12. En dixième lieu, aux termes de l'article L. 751-2 du code de l'entrée et du séjour des étrangers et du droit d'asile : " L'autorité administrative peut assigner à résidence, aux fins du traitement rapide et du suivi efficace de sa demande d'asile, l'étranger dont le droit au maintien a pris fin en application des b ou d du 1° de l'article L. 542-2 et qui fait l'objet d'une décision portant obligation de quitter le territoire français ".

13. Le requérant n'apporte aucun élément de nature à établir que les modalités des mesures contestées, qui ont été prises en application des dispositions des articles L. 752-1 du code de l'entrée et du séjour des étrangers et du droit d'asile, dont le préfet du Puy-de-Dôme a entendu préciser la durée, et se bornent à le contraindre à résider dans l'arrondissement d'Ambert et à l'obliger à se présenter aux services de la gendarmerie d'Ambert les mercredis à 13h30, porteraient une atteinte disproportionnée à sa liberté individuelle et notamment à sa liberté d'aller et venir ou au droit au respect de sa vie privée et familiale.

14. Enfin, il ne ressort pas de l'examen de la décision en litige que le préfet du Puy-de-Dôme se serait fondé sur des éléments erronés pour décider d'assortir la décision portant obligation de quitter le territoire d'une interdiction de retour sur le territoire français d'une durée d'un an. Dès lors, le requérant n'est pas fondé à soutenir que les motifs retenus par le préfet du Puy-de-Dôme ne se rapportent pas au prononcé d'une interdiction de retour sur le territoire français.
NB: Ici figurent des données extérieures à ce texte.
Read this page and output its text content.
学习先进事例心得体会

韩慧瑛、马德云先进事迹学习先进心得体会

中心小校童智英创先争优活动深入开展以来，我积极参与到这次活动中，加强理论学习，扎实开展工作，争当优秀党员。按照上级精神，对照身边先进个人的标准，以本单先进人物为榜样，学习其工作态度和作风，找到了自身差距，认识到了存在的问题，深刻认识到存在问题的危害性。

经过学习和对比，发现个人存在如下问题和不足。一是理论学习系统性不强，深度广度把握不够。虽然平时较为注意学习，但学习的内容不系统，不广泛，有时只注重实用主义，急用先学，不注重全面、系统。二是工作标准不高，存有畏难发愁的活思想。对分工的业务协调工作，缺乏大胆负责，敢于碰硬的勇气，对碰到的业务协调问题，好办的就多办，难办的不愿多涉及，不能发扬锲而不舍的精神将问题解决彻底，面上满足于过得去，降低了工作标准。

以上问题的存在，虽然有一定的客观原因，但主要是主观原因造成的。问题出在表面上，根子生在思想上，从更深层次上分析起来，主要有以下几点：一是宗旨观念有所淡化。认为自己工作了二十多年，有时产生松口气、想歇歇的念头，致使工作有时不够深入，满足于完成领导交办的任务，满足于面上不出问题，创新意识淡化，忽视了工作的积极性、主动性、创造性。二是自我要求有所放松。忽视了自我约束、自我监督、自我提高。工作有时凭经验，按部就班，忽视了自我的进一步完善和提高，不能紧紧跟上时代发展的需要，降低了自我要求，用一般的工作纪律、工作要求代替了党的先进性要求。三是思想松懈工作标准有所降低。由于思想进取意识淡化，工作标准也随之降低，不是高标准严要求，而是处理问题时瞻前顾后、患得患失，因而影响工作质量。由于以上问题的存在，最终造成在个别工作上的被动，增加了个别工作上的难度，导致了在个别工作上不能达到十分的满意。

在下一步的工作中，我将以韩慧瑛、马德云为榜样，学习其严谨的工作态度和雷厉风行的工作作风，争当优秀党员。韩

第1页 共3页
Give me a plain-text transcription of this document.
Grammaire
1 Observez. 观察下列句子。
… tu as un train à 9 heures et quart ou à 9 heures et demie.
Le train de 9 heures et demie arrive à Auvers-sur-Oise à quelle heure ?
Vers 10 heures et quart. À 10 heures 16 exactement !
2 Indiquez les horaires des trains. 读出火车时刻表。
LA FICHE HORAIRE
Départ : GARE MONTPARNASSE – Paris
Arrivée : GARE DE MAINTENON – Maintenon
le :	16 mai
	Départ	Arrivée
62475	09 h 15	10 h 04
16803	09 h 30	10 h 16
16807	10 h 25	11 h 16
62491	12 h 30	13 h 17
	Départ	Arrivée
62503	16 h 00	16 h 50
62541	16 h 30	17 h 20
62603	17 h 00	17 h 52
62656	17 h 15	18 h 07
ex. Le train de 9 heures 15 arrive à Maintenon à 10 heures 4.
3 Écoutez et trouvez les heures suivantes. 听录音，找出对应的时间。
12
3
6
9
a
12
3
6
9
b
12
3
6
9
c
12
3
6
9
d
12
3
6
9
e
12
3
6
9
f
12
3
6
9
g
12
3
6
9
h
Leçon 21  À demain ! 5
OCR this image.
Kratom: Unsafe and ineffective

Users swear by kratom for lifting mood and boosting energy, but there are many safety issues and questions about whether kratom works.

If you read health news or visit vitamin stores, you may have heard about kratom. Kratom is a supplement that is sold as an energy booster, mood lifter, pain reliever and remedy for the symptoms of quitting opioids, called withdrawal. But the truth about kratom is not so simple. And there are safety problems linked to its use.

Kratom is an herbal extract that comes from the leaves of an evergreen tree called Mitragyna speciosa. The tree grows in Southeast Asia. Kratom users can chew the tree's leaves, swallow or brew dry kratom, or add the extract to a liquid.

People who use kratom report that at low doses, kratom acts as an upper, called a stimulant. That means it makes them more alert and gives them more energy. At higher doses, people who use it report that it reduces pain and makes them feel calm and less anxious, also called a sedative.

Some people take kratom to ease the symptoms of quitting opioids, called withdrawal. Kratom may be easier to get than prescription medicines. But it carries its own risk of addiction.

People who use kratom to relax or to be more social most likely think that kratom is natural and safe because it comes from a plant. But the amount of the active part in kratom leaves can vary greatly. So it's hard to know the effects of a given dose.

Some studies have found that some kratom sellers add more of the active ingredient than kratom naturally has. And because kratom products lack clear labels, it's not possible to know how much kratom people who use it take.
15. Il résulte de tout ce qui précède que M. B n'est pas fondé à demander l'annulation de la décision du 23 février 2023. Par suite, les conclusions aux fins d'injonction ainsi que celles présentées en application des dispositions des articles L. 761-1 du code de justice administrative et 37 de la loi du 10 juillet 1991 ne peuvent qu'être rejetées.
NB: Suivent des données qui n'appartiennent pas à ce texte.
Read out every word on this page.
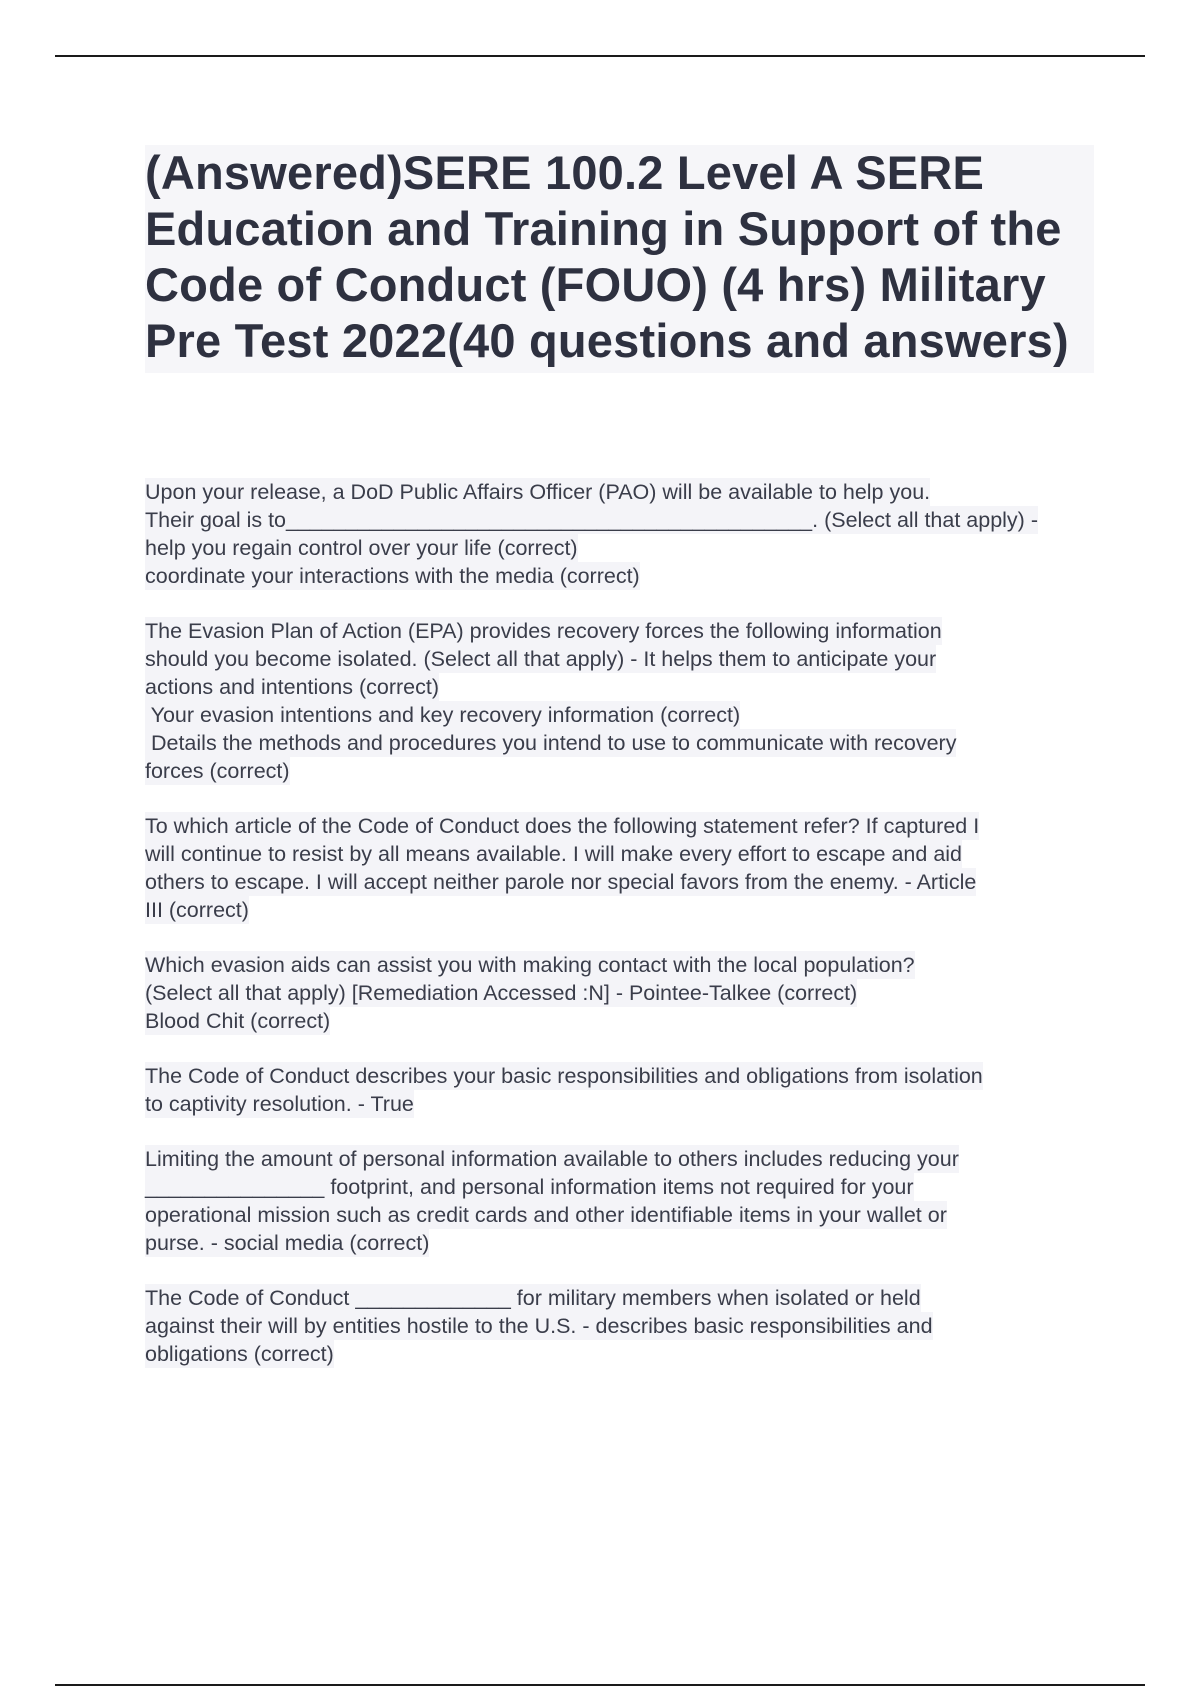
(Answered)SERE 100.2 Level A SERE
Education and Training in Support of the
Code of Conduct (FOUO) (4 hrs) Military
Pre Test 2022(40 questions and answers)
Upon your release, a DoD Public Affairs Officer (PAO) will be available to help you.
Their goal is to____________________________________________. (Select all that apply) -
help you regain control over your life (correct)
coordinate your interactions with the media (correct)
The Evasion Plan of Action (EPA) provides recovery forces the following information
should you become isolated. (Select all that apply) - It helps them to anticipate your
actions and intentions (correct)
Your evasion intentions and key recovery information (correct)
Details the methods and procedures you intend to use to communicate with recovery
forces (correct)
To which article of the Code of Conduct does the following statement refer? If captured I
will continue to resist by all means available. I will make every effort to escape and aid
others to escape. I will accept neither parole nor special favors from the enemy. - Article
III (correct)
Which evasion aids can assist you with making contact with the local population?
(Select all that apply) [Remediation Accessed :N] - Pointee-Talkee (correct)
Blood Chit (correct)
The Code of Conduct describes your basic responsibilities and obligations from isolation
to captivity resolution. - True
Limiting the amount of personal information available to others includes reducing your
_______________ footprint, and personal information items not required for your
operational mission such as credit cards and other identifiable items in your wallet or
purse. - social media (correct)
The Code of Conduct _____________ for military members when isolated or held
against their will by entities hostile to the U.S. - describes basic responsibilities and
obligations (correct)
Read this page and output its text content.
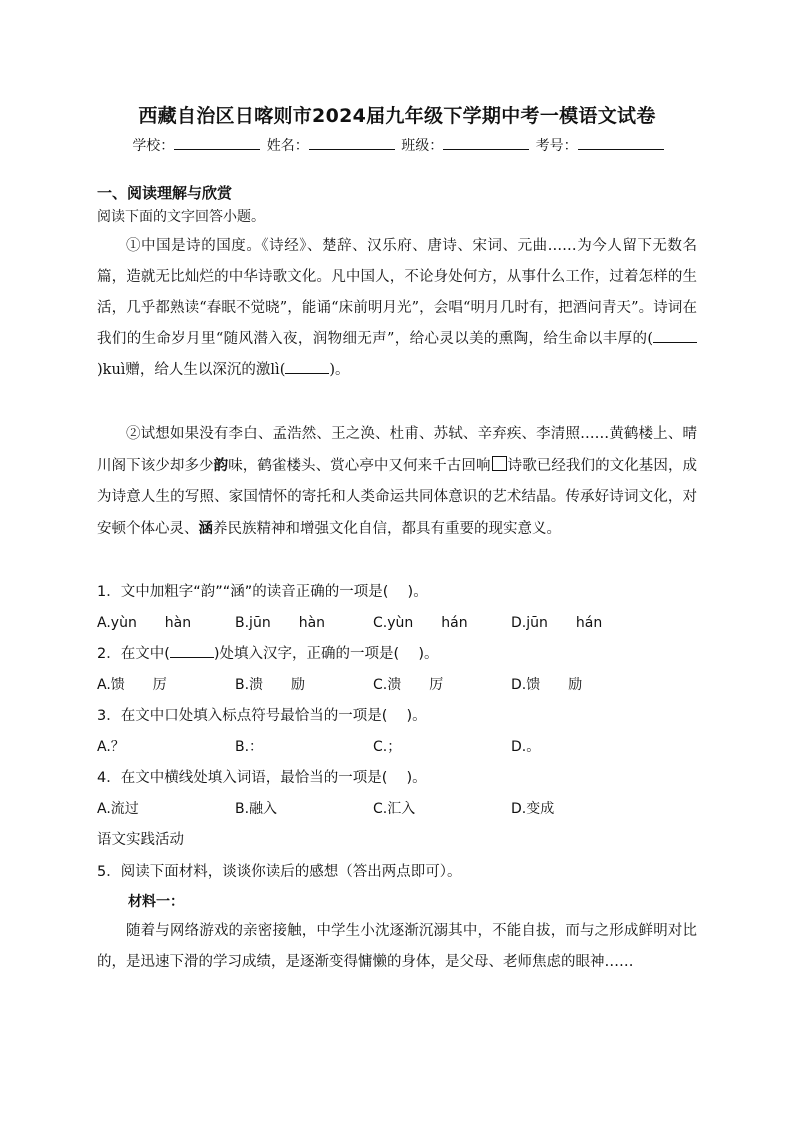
西藏自治区日喀则市2024届九年级下学期中考一模语文试卷
学校：	姓名：	班级：	考号：
一、阅读理解与欣赏
阅读下面的文字回答小题。
①中国是诗的国度。《诗经》、楚辞、汉乐府、唐诗、宋词、元曲……为今人留下无数名篇，造就无比灿烂的中华诗歌文化。凡中国人，不论身处何方，从事什么工作，过着怎样的生活，几乎都熟读“春眠不觉晓”，能诵“床前明月光”，会唱“明月几时有，把酒问青天”。诗词在我们的生命岁月里“随风潜入夜，润物细无声”，给心灵以美的熏陶，给生命以丰厚的()kuì赠，给人生以深沉的激lì(	)。
②试想如果没有李白、孟浩然、王之涣、杜甫、苏轼、辛弃疾、李清照……黄鹤楼上、晴川阁下该少却多少韵味，鹤雀楼头、赏心亭中又何来千古回响 诗歌已经我们的文化基因，成为诗意人生的写照、家国情怀的寄托和人类命运共同体意识的艺术结晶。传承好诗词文化，对安顿个体心灵、涵养民族精神和增强文化自信，都具有重要的现实意义。
1．文中加粗字“韵”“涵”的读音正确的一项是(　 )。
A.yùn　　hàn	B.jūn　　hàn	C.yùn　　hán	D.jūn　　hán
2．在文中(	)处填入汉字，正确的一项是(　 )。
A.馈　　厉	B.溃　　励	C.溃　　厉	D.馈　　励
3．在文中口处填入标点符号最恰当的一项是(　 )。
A.？	B.：	C.；	D.。
4．在文中横线处填入词语，最恰当的一项是(　 )。
A.流过	B.融入	C.汇入	D.变成
语文实践活动
5．阅读下面材料，谈谈你读后的感想（答出两点即可）。
材料一：
随着与网络游戏的亲密接触，中学生小沈逐渐沉溺其中，不能自拔，而与之形成鲜明对比的，是迅速下滑的学习成绩，是逐渐变得慵懒的身体，是父母、老师焦虑的眼神……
Sur la demande d'aide juridictionnelle à titre provisoire :

16. Aux termes de l'article 20 de la loi n° 91-647 du 10 juillet 1991 : " Dans les cas d'urgence, sous réserve de l'application des règles relatives aux commissions ou désignations d'office, l'admission provisoire à l'aide juridictionnelle peut être prononcée par la juridiction compétente ou son président () ".

17. Il résulte des points précédents que les demandes de M. B, stéréotypées et dépourvues de tout élément circonstancié, sont manifestement dénuées de fondement. Dès lors, et en vertu des dispositions précitées de l'article 7 de la loi du 10 juillet 1991, il n'y a pas lieu de lui accorder l'aide juridictionnelle à titre provisoire.

D E C I D E :

Article 1er : La requête de M. B est rejetée.

Article 2 : Le présent jugement sera notifié à M. A B et au préfet du Puy-de-Dôme.

Rendu public par mise à disposition au greffe le 13 avril 2023.

La présidente,

S. BADER-KOZA Le greffier,

D. MORELIERE

La République mande et ordonne au préfet du Puy-de-Dôme en ce qui le concerne ou à tous commissaires de justice à ce requis en ce qui concerne les voies de droit commun contre les parties privées, de pourvoir à l'exécution de la présente décision.